Today, as a movement, we call on state legislators to act with love and compassion toward women who have abortions and to enact policies that strengthen the life-affirming resources for abortion-vulnerable women in their states.
Secular Pro-Life founder Kelly Hazzard, who signed onto the letter, agreed that women are sometimes the victims of abortion, but she also said she doesn’t think that applies in every case.
Here is what she wrote in a statement on her organization’s web site:
This is not to say that every woman who seeks an abortion is a victim. Some are not. Some, fully informed about the humanity of their unborn children and the availability of non-violent alternatives to abortion, nevertheless kill without remorse.
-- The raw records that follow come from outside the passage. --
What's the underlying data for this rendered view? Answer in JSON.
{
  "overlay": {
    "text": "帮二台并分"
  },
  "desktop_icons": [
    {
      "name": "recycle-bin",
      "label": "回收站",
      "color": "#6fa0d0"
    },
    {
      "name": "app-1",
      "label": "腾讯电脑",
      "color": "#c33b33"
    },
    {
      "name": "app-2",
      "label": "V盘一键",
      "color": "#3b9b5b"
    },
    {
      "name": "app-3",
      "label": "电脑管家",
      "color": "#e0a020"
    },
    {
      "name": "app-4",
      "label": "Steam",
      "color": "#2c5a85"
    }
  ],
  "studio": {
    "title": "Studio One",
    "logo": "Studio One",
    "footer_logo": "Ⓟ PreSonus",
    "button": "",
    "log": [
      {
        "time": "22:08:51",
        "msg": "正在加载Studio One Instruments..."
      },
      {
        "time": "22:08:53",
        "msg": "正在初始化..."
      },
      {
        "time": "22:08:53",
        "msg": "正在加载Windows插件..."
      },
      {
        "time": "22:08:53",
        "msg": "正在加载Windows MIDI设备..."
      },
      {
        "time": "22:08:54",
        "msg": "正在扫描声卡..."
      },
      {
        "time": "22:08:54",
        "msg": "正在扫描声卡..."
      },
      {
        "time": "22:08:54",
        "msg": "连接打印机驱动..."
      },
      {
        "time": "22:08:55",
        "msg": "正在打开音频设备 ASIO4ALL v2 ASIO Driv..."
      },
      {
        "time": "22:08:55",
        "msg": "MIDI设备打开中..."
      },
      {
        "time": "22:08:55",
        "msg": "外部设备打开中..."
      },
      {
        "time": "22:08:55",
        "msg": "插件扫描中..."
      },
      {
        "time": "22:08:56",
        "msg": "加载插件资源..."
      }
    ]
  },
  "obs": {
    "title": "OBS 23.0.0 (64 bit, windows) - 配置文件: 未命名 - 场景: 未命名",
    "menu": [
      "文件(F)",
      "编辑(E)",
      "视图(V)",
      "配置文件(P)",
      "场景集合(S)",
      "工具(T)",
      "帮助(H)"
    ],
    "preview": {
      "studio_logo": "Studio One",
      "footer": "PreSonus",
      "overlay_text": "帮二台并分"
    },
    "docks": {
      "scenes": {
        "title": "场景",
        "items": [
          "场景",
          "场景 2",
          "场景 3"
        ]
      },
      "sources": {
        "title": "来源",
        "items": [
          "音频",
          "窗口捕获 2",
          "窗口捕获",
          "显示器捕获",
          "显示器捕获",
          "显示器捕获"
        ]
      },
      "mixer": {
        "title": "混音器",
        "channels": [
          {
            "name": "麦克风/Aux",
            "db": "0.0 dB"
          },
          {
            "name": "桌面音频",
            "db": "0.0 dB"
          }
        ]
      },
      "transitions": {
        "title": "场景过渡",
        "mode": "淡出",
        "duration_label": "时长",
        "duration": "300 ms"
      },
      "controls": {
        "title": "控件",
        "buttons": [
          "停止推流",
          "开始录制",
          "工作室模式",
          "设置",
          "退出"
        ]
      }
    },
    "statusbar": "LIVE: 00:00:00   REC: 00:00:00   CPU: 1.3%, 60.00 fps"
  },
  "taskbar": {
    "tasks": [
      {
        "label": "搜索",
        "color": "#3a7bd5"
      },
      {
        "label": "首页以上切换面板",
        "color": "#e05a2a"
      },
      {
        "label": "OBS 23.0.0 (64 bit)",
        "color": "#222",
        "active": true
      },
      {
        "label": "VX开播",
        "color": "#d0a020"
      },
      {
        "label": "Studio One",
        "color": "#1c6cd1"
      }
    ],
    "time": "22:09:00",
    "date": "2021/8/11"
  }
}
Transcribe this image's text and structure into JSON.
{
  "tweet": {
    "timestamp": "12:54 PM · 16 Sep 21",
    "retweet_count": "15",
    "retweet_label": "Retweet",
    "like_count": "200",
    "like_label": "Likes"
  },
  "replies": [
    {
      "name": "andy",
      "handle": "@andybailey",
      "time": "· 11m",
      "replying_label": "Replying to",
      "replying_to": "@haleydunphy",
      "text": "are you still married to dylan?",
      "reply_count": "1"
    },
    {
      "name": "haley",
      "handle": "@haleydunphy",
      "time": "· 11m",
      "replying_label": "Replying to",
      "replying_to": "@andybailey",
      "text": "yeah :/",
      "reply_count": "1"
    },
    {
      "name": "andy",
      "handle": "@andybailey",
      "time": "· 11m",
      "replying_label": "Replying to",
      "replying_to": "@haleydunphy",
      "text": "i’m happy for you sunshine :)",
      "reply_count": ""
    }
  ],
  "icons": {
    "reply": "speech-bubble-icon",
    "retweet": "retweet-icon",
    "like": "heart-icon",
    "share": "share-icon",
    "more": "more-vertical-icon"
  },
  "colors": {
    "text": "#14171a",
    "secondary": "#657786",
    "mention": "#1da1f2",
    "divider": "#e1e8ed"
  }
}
On the other end of the spectrum are undisputed victims, such as teen girls forced into abortion by abusive adults. The middle is vast, encompassing economic coercion, medical misinformation from abortion clinic “counselors,” and pressure from unsupportive fathers — all against a cultural backdrop that, for five decades, has dehumanized babies and trumpeted abortion as a “woman’s right to choose.”
If states enact laws restricting abortion that don’t offer a penalty for the woman who has an abortion, they could still penalize abortion providers.
In Texas and Oklahoma, for example, private citizens can sue anyone who aid or abet in prohibited abortion. In Texas, where abortion is illegal after six weeks, citizens can sue for up to $10,000; there is no criminal penalty for abortion providers under this law.
And in Oklahoma, abortion is legal only in cases of rape and incest and to protect the life of the mother. There, private citizens can sue a provider of an illegal abortion for up to $100,000. Additionally, a doctor who performs an illegal abortion in Oklahoma could face up to 10 years in prison.